Sul primo la movimentazione “complessiva è di 3,150 milioni di euro circa”, mentre sul secondo vengono evidenziate “transazioni per 540mila euro”. “Sul conto della citata società – scrivono gli ispettori – numerosi articoli di stampa evidenziano il coinvolgimento in procedimenti giudiziari per traffico illecito di rifiuti con riferimento a subappalti ottenuti a Milano”.

Inoltre, su “tali rapporti  si registrano in assenza di apparenti relazioni commerciali, bonifici in arrivo dalla Ecosal e disposizioni in favore della G.B.S.”.

 

Andando avanti,  Bankitalia palesa dubbi su un’altra posizione “accesa a dicembre 2013 ed estinta a settembre 2014, a nome di G.B.S.,  società di pubblicità “con capitale sociale di 10mila euro” ma con “movimentazioni complessive per 1,26 milioni di euro”. Sono “risultate incoerenti con il profilo soggettivo le complesse transazioni”.

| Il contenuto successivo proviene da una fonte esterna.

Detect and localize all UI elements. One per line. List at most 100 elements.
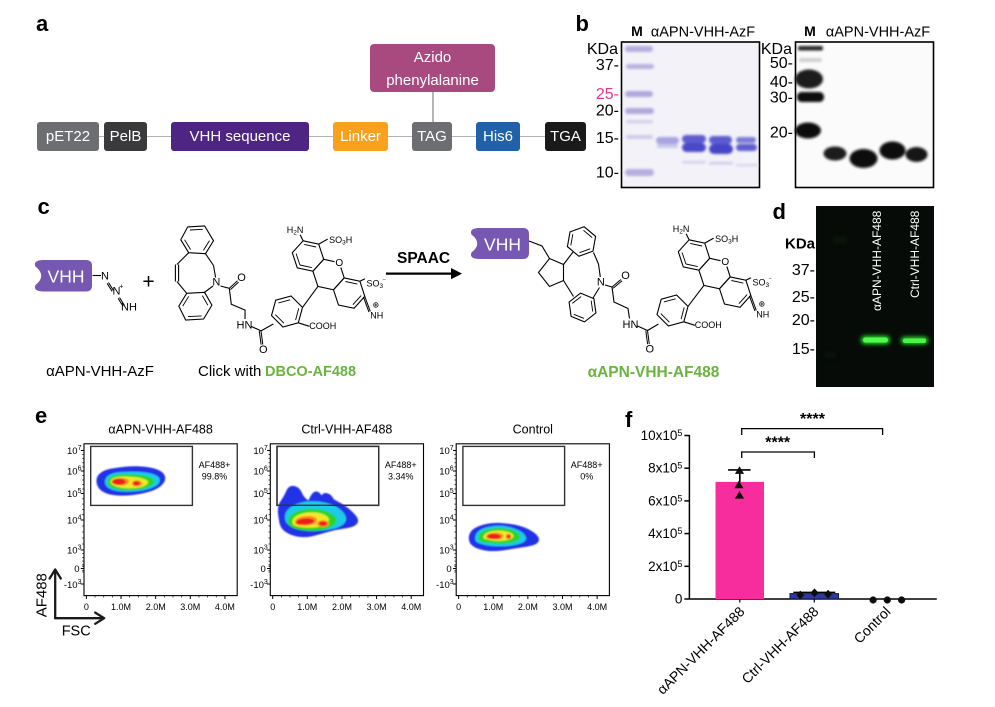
svg-text:O: O [621,270,630,282]
svg-text:AF488+: AF488+ [385,460,417,470]
svg-text:0: 0 [456,602,461,612]
svg-text:103: 103 [253,545,268,557]
svg-text:AF488+: AF488+ [571,460,603,470]
svg-text:105: 105 [439,488,454,500]
svg-text:107: 107 [67,445,82,457]
svg-text:-103: -103 [436,579,454,591]
svg-text:-103: -103 [250,579,268,591]
svg-text:N: N [113,286,121,298]
svg-text:****: **** [765,435,791,452]
svg-text:VHH: VHH [48,267,85,287]
svg-text:HN: HN [623,319,639,331]
svg-text:0: 0 [446,564,451,575]
svg-text:O: O [646,344,655,356]
svg-text:2.0M: 2.0M [518,602,538,612]
svg-text:Control: Control [850,603,893,646]
svg-text:4.0M: 4.0M [215,602,235,612]
svg-text:104: 104 [253,515,268,527]
svg-text:107: 107 [439,445,454,457]
svg-text:N: N [101,271,109,283]
svg-text:αAPN-VHH-AzF: αAPN-VHH-AzF [46,363,154,380]
svg-text:αAPN-VHH-AF488: αAPN-VHH-AF488 [108,423,213,437]
svg-text:8x105: 8x105 [648,461,682,476]
svg-text:4.0M: 4.0M [401,602,421,612]
svg-text:Click with: Click with [198,363,261,380]
svg-text:20-: 20- [596,103,619,120]
svg-text:103: 103 [439,545,454,557]
svg-text:O: O [259,344,268,356]
svg-text:0: 0 [270,602,275,612]
svg-text:αAPN-VHH-AF488: αAPN-VHH-AF488 [870,210,884,311]
svg-text:1.0M: 1.0M [111,602,131,612]
svg-text:AF488+: AF488+ [199,460,231,470]
svg-text:M: M [631,23,643,39]
svg-text:COOH: COOH [695,320,722,330]
svg-text:4x105: 4x105 [648,526,682,541]
svg-text:15-: 15- [596,130,619,147]
svg-text:H2N: H2N [287,225,304,237]
svg-text:SO3‾: SO3‾ [366,279,386,291]
svg-text:25-: 25- [596,86,619,103]
svg-text:3.0M: 3.0M [367,602,387,612]
svg-text:COOH: COOH [309,321,336,331]
svg-text:106: 106 [67,466,82,478]
svg-text:⊕: ⊕ [372,300,379,309]
svg-text:HN: HN [237,320,253,332]
svg-text:Ctrl-VHH-AF488: Ctrl-VHH-AF488 [738,603,822,687]
svg-text:KDa: KDa [785,236,816,253]
svg-text:αAPN-VHH-AF488: αAPN-VHH-AF488 [588,364,720,381]
svg-text:105: 105 [253,488,268,500]
svg-text:SO3H: SO3H [715,234,738,246]
svg-text:NH: NH [370,310,383,320]
svg-text:20-: 20- [770,125,793,142]
svg-text:0: 0 [675,592,683,607]
svg-text:Ctrl-VHH-AF488: Ctrl-VHH-AF488 [908,210,922,298]
svg-text:Control: Control [513,423,553,437]
svg-text:2x105: 2x105 [648,559,682,574]
svg-text:****: **** [800,411,826,428]
svg-text:O: O [237,272,246,284]
svg-text:SO3H: SO3H [329,235,352,247]
svg-text:⊕: ⊕ [758,299,765,308]
svg-text:6x105: 6x105 [648,493,682,508]
svg-text:O: O [721,257,729,268]
svg-text:SPAAC: SPAAC [397,250,450,267]
svg-text:10x105: 10x105 [641,428,683,443]
svg-text:107: 107 [253,445,268,457]
svg-text:αAPN-VHH-AzF: αAPN-VHH-AzF [826,25,930,41]
svg-text:1.0M: 1.0M [483,602,503,612]
svg-text:N: N [597,277,605,289]
svg-text:+: + [142,271,154,294]
svg-text:15-: 15- [792,341,815,358]
svg-text:10-: 10- [596,165,619,182]
svg-text:FSC: FSC [62,624,91,640]
svg-text:99.8%: 99.8% [202,472,228,482]
svg-text:37-: 37- [792,262,815,279]
svg-text:KDa: KDa [761,41,792,58]
svg-text:40-: 40- [770,74,793,91]
svg-text:NH: NH [756,309,769,319]
svg-text:αAPN-VHH-AzF: αAPN-VHH-AzF [651,25,755,41]
svg-text:NH: NH [121,302,137,314]
svg-text:KDa: KDa [587,41,618,58]
svg-text:VHH: VHH [484,235,521,255]
svg-text:37-: 37- [596,57,619,74]
svg-text:SO3‾: SO3‾ [752,278,772,290]
svg-text:-103: -103 [64,579,82,591]
svg-text:20-: 20- [792,312,815,329]
svg-text:AF488: AF488 [34,573,51,617]
svg-text:DBCO-AF488: DBCO-AF488 [265,364,356,380]
svg-text:2.0M: 2.0M [332,602,352,612]
svg-text:2.0M: 2.0M [146,602,166,612]
svg-text:0: 0 [84,602,89,612]
svg-text:3.34%: 3.34% [388,472,414,482]
svg-text:αAPN-VHH-AF488: αAPN-VHH-AF488 [654,603,748,697]
svg-text:50-: 50- [770,55,793,72]
svg-text:103: 103 [67,545,82,557]
svg-text:4.0M: 4.0M [587,602,607,612]
svg-text:H2N: H2N [673,224,690,236]
svg-text:0: 0 [74,564,79,575]
svg-text:3.0M: 3.0M [552,602,572,612]
svg-text:3.0M: 3.0M [180,602,200,612]
svg-text:105: 105 [67,488,82,500]
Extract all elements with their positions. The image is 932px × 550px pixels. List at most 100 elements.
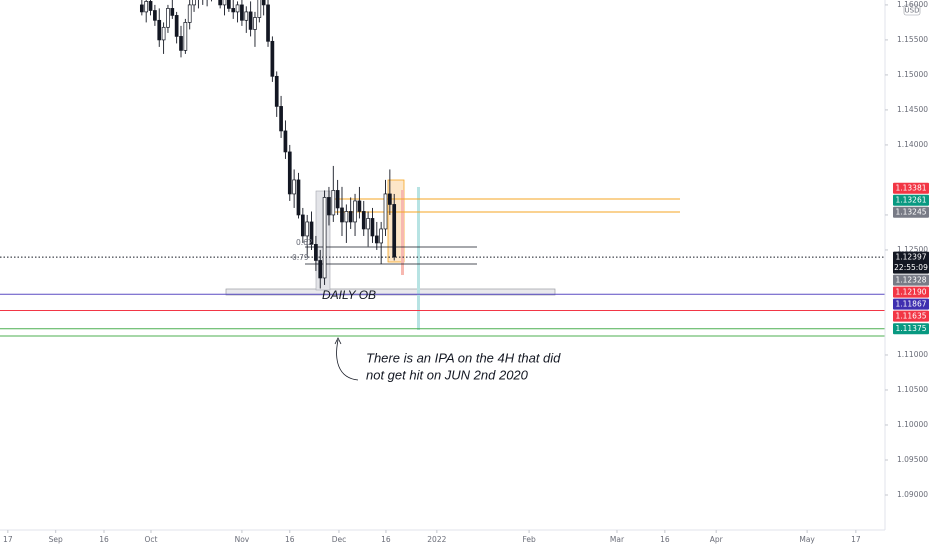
candle-body <box>366 218 370 230</box>
x-tick-label: Sep <box>49 535 63 544</box>
candle-body <box>270 40 275 77</box>
x-tick-label: Oct <box>144 535 157 544</box>
price-badge-label: 1.13381 <box>895 184 926 193</box>
candle-body <box>266 4 270 42</box>
x-tick-label: Dec <box>332 535 347 544</box>
candle-body <box>300 214 305 237</box>
candle-body <box>296 179 301 216</box>
y-tick-label: 1.14500 <box>897 105 928 114</box>
note: not get hit on JUN 2nd 2020 <box>366 367 529 382</box>
currency-box <box>903 4 921 16</box>
candle-body <box>274 75 279 107</box>
y-tick-label: 1.15000 <box>897 70 928 79</box>
price-badge <box>893 310 929 322</box>
candle-body <box>287 151 292 195</box>
price-badge <box>893 274 929 286</box>
candle-body <box>227 0 231 9</box>
note: There is an IPA on the 4H that did <box>366 350 561 365</box>
y-tick-label: 1.16000 <box>897 0 928 9</box>
x-tick-label: Nov <box>235 535 250 544</box>
candle-body <box>248 11 253 30</box>
price-badge-label: 1.11375 <box>895 324 926 333</box>
y-tick-label: 1.15500 <box>897 35 928 44</box>
candle-body <box>374 235 379 244</box>
price-badge <box>893 286 929 298</box>
x-tick-label: 16 <box>99 535 109 544</box>
candle-body <box>170 8 175 16</box>
x-tick-label: Mar <box>610 535 625 544</box>
candles <box>139 0 397 289</box>
pink-bar <box>401 190 404 275</box>
price-badge <box>893 298 929 310</box>
candle-body <box>370 218 375 237</box>
candle-body <box>322 197 327 279</box>
candle-body <box>144 1 149 13</box>
candle-body <box>383 193 388 230</box>
candle-body <box>314 243 318 261</box>
candle-body <box>240 4 244 21</box>
y-tick-label: 1.12500 <box>897 245 928 254</box>
candle-body <box>335 190 340 209</box>
price-badge <box>893 251 929 274</box>
y-tick-label: 1.09500 <box>897 455 928 464</box>
candle-body <box>139 4 144 13</box>
currency: USD <box>905 7 920 15</box>
x-tick-label: May <box>799 535 815 544</box>
candle-body <box>318 260 323 279</box>
x-tick-label: 16 <box>660 535 670 544</box>
candle-body <box>331 190 336 216</box>
candle-body <box>348 211 353 223</box>
teal-bar <box>417 187 420 330</box>
price-badge <box>893 206 929 218</box>
x-tick-label: 16 <box>285 535 295 544</box>
candle-body <box>161 26 166 41</box>
price-badge-label: 1.13261 <box>895 196 926 205</box>
countdown: 22:55:09 <box>894 263 928 272</box>
zone-label: DAILY OB <box>322 288 376 302</box>
y-tick-label: 1.09000 <box>897 490 928 499</box>
price-badge-label: 1.12328 <box>895 275 926 284</box>
candle-body <box>153 10 157 21</box>
candle-body <box>183 22 188 51</box>
y-tick-label: 1.11000 <box>897 350 928 359</box>
x-tick-label: 17 <box>851 535 861 544</box>
candle-body <box>305 221 310 237</box>
x-tick-label: 16 <box>381 535 391 544</box>
candle-body <box>292 179 296 195</box>
candle-body <box>257 0 262 18</box>
candle-body <box>309 221 314 245</box>
candle-body <box>327 197 331 216</box>
candle-body <box>388 193 392 205</box>
candle-body <box>166 8 170 28</box>
candle-body <box>344 211 349 223</box>
candle-body <box>244 11 249 21</box>
candle-body <box>353 200 357 223</box>
candle-body <box>179 36 183 51</box>
candle-body <box>261 0 266 6</box>
price-badge <box>893 194 929 206</box>
price-badge-label: 1.12190 <box>895 287 926 296</box>
y-tick-label: 1.10500 <box>897 385 928 394</box>
candle-body <box>357 200 362 212</box>
candle-body <box>392 204 397 258</box>
candle-body <box>222 0 227 6</box>
arrow-head <box>334 337 342 345</box>
candle-body <box>187 4 192 23</box>
arrow <box>336 339 359 381</box>
price-badge-label: 1.12397 <box>895 252 926 261</box>
candle-body <box>253 17 257 30</box>
candle-body <box>279 106 283 132</box>
price-badge-label: 1.11635 <box>895 311 926 320</box>
price-badge <box>893 323 929 335</box>
candle-body <box>148 1 153 11</box>
price-badge-label: 1.13245 <box>895 208 926 217</box>
x-tick-label: 2022 <box>427 535 446 544</box>
candle-body <box>379 228 384 244</box>
candle-body <box>340 207 344 223</box>
candle-body <box>361 211 366 230</box>
candle-body <box>218 0 223 6</box>
y-tick-label: 1.10000 <box>897 420 928 429</box>
y-tick-label: 1.14000 <box>897 140 928 149</box>
candle-body <box>231 8 236 13</box>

 Solo alcune delle numerose posizioni, cu se ne aggiungono almeno altre 10, al vaglio di inquirenti e Palazzo Koch, ognuno per le sue competenze specifiche.

Anche in questo secondo filone, come nel primo, emerge un tentativo di controllo sui controlli.

 

Con il nuovo organigramma e l’aggiornamento del regolamento interno (novembre 2013), la struttura organizzativa è stata frammentata in una molteplicità di livelli non coerenti con le contenute dimensioni e la limitata complessità operativa –scriveva Bankitalia -. La compagine impiegatizia è perlopiù costituita, da personale con elevata anzianità di servizio, che mostra esigenze di aggiornamento professionale e non favorisce l’integrazione della componente più giovane. Limitato il turn-over nella rete, specie presso la filiale di Carmiano, dove l’eccessiva contiguità con la clientela non ha consentito oggettive valutazioni del merito creditizio”.

La partita resta dunque quanto mai aperta. Non è tempo, non ancora, di tirare le somme.

Fin qui le carte. Nelle mani dell’autorità inquirente, le prossime risposte.